Emmanuel Lecharny wrote:
SNIP
<totally OT>
I personnaly think that Int, Double, Long, Character, Int are classes
which should have never existed in Java. They have been created a long
time ago in purpose, because they wanted int, long, float, boolean, etc
to be native types for performance reasons. This leads to complexity,
and have abused a lot of newbies (me included when I started in java
back in 1996). They suddenly decided that auto-boxing was needed just
because M$ did it in C#.
Yeah - I think I use String 90% of the time, boolean the other 8%, and the
other 2%
are what's left over.
Now, some may object that those classes are immutable, and this was the
reason they were created.
</totally OT>
Ok, now, I would say that you should simply store int, long, float, etc
instead of the associated classes.
Oh Yeah - Sorry I should have distinguished between primitives and classes. I really meant the primitives.

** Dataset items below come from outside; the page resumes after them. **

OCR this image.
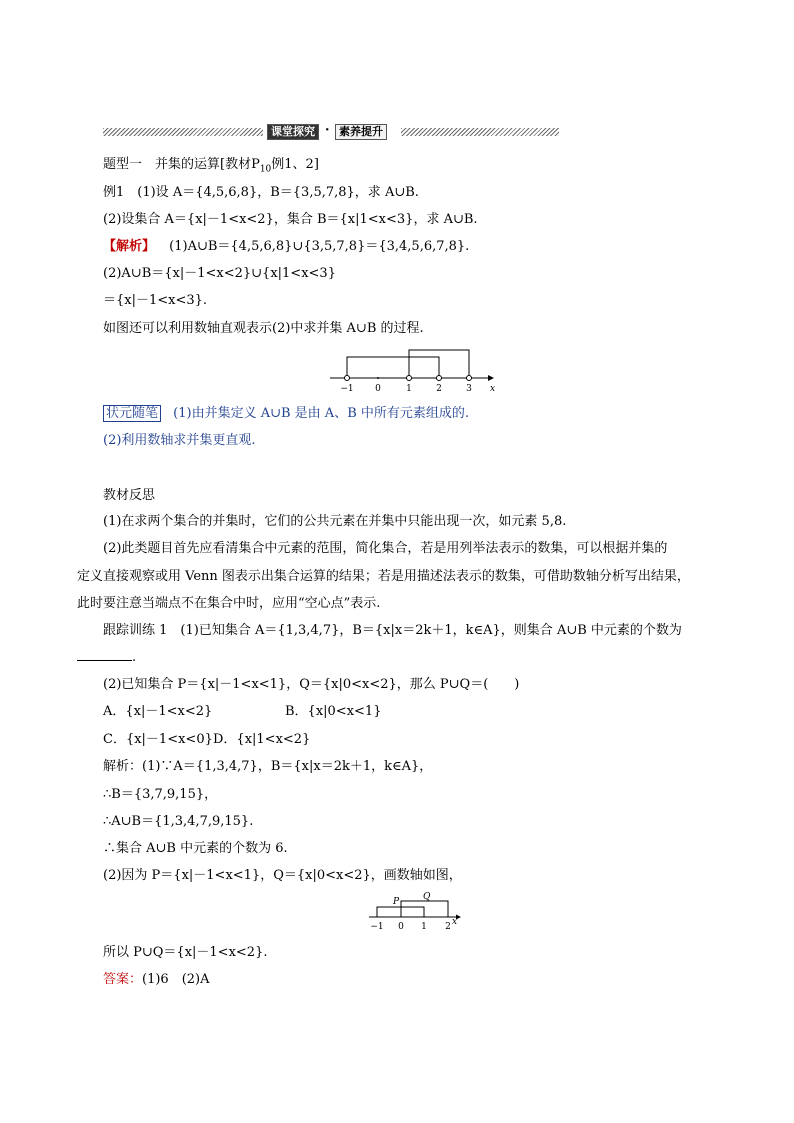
课堂探究 · 素养提升
题型一　并集的运算[教材$P_{10}$例1、2]
例1　(1)设 A＝{4,5,6,8}，B＝{3,5,7,8}，求 A∪B.
(2)设集合 A＝{x|－1<x<2}，集合 B＝{x|1<x<3}，求 A∪B.
【解析】 (1)A∪B＝{4,5,6,8}∪{3,5,7,8}＝{3,4,5,6,7,8}.
(2)A∪B＝{x|－1<x<2}∪{x|1<x<3}
＝{x|－1<x<3}.
如图还可以利用数轴直观表示(2)中求并集 A∪B 的过程.
−1 0	1	2	3 x
状元随笔 (1)由并集定义 A∪B 是由 A、B 中所有元素组成的.
(2)利用数轴求并集更直观.
教材反思
(1)在求两个集合的并集时，它们的公共元素在并集中只能出现一次，如元素 5,8.
(2)此类题目首先应看清集合中元素的范围，简化集合，若是用列举法表示的数集，可以根据并集的
定义直接观察或用 Venn 图表示出集合运算的结果；若是用描述法表示的数集，可借助数轴分析写出结果，
此时要注意当端点不在集合中时，应用“空心点”表示.
跟踪训练 1　(1)已知集合 A＝{1,3,4,7}，B＝{x|x＝2k＋1，k∈A}，则集合 A∪B 中元素的个数为
.
(2)已知集合 P＝{x|－1<x<1}，Q＝{x|0<x<2}，那么 P∪Q＝(　　)
A．{x|－1<x<2}	B．{x|0<x<1}
C．{x|－1<x<0} D．{x|1<x<2}
解析：(1)∵A＝{1,3,4,7}，B＝{x|x＝2k＋1，k∈A}，
∴B＝{3,7,9,15}，
∴A∪B＝{1,3,4,7,9,15}.
∴集合 A∪B 中元素的个数为 6.
(2)因为 P＝{x|－1<x<1}，Q＝{x|0<x<2}，画数轴如图，
P	Q
−1 0 1 2 x
所以 P∪Q＝{x|－1<x<2}.
答案：(1)6　(2)A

Originally I was just planning on using the AcceptAllSyntaxChecker for all the java types, and then I would
just convert them back to whatever they are after they cross the wire and arrive at the client. So I tried
it out, and I noticed that all the values come back in hex. I could convert from hex to the corresponding
java type, but then I thought "What about queries?". So I figured I'd better map them to LDAP
syntaxes, so that queries go OK. So integers map fine, but if someone wanted to query on decimals? Probably
a low utility scenario, but I think a lot of people would be "Pleased" if their decimals could be
handled by the server. I looked at rfc2252 and it sort of looks like LDAP has decided to leave decimals to
RDBs. The only thing that looks like it might fit is "Numeric String". Thoughts?